Von 2021 bis 2025 spielte Juri Knorr (r.) bei den Rhein-Neckar Löwen mit seinem DHB-Teamkollegen David Späth (l.). Die beiden wurden enge Freunde © Marius Becker / DPA

Apropos Bundesliga – der Coach der Füchse Berlin, Nicolej Krickau, sprach kürzlich vom besten Juri Knorr, den er je gesehen hat. Würden Sie dem zustimmen?
Hat er? Okay, schönes Kompliment. Das habe ich noch nicht gehört. Natürlich ist man manchmal besser in Form oder bekommt in der einen oder anderen Konstellation mehr Vertrauen vom Trainer. Das ist, glaube ich, immer das Entscheidende. Aber im Endeffekt wird auch jeder Spieler mit jeder Erfahrung besser, solange man nicht körperlich abbaut. Und so gilt es für mich auch, dass ich mittlerweile mit bestimmten Situationen einfach besser umgehen kann. Aber trotzdem wird es immer Schwankungen geben.

Er hat seine Aussage auf Ihren Wechsel nach Dänemark bezogen. Dass der ihnen guttut. Krickau ist Däne, er weiß wohl, wovon er spricht.
Absolut. Sicherlich hat mir das auch geholfen, mich noch mal in einem neuen Umfeld zurechtzufinden, mich anzupassen und auch dazuzulernen, weil es schon ein anderer Handball ist, der dort gespielt wird. Ich weiß jetzt nicht, ob ich besser oder schlechter spiele als vorher. Aber ich lerne dazu und das hilft.

Inwiefern anders?
Ich musste mein Spiel etwas anpassen. Bei den Löwen habe ich häufig die Aktion gestartet und hatte den Ball am Anfang in der Hand. In Aalborg gibt es viele andere Spieler, die das mindestens genauso gut können. Dementsprechend muss ich abseits des Balles mehr agieren. Ich muss immer noch dazulernen, weil das vorher nicht meine Rolle war.

Juri Knorr im Trikot seines neuen Klubs Aalborg Håndbold © Henning Bagger / Imago Images

Für die Vorbereitung auf die EM sind Sie zurück nach Deutschland gekommen.

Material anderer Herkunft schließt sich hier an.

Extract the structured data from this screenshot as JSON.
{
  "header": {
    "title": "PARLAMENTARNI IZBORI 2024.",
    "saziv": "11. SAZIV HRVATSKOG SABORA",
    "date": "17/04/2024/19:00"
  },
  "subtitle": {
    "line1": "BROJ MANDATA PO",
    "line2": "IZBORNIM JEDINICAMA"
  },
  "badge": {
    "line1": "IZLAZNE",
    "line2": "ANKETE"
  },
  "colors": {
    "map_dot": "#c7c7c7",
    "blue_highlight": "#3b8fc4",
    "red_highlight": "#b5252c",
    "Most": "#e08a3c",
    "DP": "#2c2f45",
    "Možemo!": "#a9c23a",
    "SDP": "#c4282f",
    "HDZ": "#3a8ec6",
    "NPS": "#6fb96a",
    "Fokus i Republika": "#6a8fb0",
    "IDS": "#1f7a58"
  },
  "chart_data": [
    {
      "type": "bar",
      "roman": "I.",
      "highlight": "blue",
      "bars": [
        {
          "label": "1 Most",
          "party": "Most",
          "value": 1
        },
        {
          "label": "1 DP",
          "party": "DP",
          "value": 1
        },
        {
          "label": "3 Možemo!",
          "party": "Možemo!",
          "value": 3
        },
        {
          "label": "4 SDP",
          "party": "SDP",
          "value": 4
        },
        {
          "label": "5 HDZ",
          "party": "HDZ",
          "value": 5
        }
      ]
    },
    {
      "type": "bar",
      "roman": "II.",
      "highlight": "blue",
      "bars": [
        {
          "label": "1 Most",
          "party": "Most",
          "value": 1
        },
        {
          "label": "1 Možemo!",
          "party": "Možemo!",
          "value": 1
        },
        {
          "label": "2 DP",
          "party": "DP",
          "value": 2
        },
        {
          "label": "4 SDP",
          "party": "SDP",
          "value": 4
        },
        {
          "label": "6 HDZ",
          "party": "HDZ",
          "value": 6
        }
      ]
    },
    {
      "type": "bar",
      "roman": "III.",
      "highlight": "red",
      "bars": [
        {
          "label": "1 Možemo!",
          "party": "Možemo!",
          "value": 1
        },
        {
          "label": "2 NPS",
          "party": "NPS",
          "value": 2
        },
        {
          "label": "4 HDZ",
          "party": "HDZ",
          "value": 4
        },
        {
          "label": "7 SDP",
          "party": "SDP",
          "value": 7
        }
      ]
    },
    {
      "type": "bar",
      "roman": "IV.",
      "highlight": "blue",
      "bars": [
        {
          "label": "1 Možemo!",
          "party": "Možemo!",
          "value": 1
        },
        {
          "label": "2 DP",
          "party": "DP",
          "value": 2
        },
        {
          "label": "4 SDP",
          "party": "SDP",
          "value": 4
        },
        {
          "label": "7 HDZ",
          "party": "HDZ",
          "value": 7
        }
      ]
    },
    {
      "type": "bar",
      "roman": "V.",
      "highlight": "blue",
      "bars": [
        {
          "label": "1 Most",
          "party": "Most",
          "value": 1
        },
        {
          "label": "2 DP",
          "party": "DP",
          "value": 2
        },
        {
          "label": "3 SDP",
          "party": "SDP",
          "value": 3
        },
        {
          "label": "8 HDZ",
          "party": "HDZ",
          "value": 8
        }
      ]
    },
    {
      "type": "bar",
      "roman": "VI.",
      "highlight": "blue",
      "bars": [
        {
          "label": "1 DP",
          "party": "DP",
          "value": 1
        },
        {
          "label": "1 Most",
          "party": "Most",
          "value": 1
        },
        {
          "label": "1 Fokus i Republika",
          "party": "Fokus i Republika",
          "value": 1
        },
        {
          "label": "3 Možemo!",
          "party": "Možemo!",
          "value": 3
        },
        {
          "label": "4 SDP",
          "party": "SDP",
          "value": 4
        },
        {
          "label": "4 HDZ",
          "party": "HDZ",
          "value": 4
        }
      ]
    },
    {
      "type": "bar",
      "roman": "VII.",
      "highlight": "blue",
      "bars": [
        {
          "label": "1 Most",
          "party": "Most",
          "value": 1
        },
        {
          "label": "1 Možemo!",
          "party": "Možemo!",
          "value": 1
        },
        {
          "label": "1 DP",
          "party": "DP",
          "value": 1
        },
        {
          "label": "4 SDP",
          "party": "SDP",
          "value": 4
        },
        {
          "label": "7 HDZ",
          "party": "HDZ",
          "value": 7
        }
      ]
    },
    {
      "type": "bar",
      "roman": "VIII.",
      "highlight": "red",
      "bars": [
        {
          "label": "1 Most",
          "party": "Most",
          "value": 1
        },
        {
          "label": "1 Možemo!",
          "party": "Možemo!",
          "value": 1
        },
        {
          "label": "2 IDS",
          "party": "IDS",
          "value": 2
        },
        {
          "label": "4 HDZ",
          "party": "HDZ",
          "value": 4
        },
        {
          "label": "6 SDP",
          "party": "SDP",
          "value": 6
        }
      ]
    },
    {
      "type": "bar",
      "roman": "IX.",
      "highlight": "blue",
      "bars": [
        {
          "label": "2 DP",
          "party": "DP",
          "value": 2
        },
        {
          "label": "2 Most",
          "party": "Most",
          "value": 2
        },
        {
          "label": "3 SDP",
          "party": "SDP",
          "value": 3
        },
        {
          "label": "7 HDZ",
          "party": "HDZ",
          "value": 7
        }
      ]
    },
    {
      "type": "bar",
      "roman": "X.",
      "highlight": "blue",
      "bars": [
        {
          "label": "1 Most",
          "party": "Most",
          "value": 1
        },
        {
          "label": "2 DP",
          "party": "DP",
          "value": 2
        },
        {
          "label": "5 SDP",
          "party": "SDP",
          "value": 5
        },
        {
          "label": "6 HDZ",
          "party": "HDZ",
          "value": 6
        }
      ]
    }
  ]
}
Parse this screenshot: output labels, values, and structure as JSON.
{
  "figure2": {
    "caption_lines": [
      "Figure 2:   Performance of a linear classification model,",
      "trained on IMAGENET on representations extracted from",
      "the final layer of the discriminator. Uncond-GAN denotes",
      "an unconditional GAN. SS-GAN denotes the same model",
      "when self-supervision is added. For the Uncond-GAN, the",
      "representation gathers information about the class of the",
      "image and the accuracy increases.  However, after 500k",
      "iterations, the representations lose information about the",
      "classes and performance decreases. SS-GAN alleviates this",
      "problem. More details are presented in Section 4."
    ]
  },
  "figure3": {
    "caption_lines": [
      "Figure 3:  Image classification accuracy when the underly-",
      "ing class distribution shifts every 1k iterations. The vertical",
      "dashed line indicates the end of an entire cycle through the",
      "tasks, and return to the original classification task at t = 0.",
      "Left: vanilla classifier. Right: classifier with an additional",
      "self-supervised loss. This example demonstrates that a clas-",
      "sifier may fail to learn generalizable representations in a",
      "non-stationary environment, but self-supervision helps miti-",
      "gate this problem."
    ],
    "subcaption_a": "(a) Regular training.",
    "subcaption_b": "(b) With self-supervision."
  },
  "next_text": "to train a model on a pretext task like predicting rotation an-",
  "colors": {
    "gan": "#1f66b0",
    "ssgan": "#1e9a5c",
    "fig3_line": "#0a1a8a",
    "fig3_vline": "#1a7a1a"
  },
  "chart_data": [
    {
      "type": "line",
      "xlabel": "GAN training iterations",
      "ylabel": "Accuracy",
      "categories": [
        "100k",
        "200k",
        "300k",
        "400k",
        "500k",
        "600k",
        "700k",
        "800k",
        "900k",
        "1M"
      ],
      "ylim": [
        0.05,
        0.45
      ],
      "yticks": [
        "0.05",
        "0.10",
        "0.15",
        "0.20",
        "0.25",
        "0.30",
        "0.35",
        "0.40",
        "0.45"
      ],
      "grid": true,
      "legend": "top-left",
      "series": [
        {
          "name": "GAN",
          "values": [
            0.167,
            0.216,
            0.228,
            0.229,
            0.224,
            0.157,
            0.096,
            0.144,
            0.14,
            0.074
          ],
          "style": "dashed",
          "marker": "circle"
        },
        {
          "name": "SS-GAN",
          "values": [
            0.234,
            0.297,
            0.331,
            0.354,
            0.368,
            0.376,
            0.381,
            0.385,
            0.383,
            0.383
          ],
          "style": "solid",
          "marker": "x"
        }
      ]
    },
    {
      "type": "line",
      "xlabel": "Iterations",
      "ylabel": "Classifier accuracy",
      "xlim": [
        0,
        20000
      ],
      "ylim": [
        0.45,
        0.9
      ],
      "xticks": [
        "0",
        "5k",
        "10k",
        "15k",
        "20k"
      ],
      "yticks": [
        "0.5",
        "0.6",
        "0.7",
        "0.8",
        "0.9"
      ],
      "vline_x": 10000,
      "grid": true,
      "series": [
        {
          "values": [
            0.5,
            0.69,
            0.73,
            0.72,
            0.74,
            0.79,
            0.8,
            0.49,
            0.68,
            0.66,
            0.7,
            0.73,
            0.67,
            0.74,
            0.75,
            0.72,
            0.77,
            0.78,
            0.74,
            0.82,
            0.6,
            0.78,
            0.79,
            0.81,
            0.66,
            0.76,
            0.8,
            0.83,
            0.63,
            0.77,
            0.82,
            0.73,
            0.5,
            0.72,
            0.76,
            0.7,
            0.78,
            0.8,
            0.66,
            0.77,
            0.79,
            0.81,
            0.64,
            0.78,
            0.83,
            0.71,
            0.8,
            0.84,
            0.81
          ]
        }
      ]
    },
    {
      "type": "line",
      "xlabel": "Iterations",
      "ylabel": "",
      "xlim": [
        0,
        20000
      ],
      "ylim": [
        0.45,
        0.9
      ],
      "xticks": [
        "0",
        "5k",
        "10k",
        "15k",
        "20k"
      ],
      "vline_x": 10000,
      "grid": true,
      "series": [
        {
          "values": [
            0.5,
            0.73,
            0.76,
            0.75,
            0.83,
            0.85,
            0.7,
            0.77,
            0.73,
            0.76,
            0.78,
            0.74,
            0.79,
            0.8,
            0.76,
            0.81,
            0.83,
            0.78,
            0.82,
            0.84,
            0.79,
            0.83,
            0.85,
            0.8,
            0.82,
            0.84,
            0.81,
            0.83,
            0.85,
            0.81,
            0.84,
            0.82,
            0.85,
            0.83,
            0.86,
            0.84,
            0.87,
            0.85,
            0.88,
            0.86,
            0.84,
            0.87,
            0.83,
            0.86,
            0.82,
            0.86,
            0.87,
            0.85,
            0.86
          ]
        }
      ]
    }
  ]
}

Was vermissen Sie an Ihrem Heimatland?
Ich vermisse Heidelberg manchmal schon, weil wir dort jetzt vier Jahre gewohnt haben und ein vertrautes Umfeld mit Freunden hatten. Das ist das, was am meisten fehlt. So etwas muss sich erst entwickeln. Natürlich habe ich in Aalborg mein soziales Umfeld über die Mannschaft, aber da hat auch jeder seine Familie und seine Leute. Alle sind supernett, aber um einen Schritt weiterzukommen, musst du ziemlich perfekt in der Sprache sein, und das braucht einfach Zeit.

Wie häufig stehen Sie in Kontakt mit Ihrem engen Freund und früheren Löwen-Kollegen David Späth?
Das funktioniert ziemlich gut. Es kann ja schon passieren, dass der Kontakt abreißt, das habe ich häufiger erlebt. Bei uns ist es so, dass wir eigentlich wöchentlich telefoniert haben. Mal mehr, mal weniger, aber wir sind sehr viel im Austausch.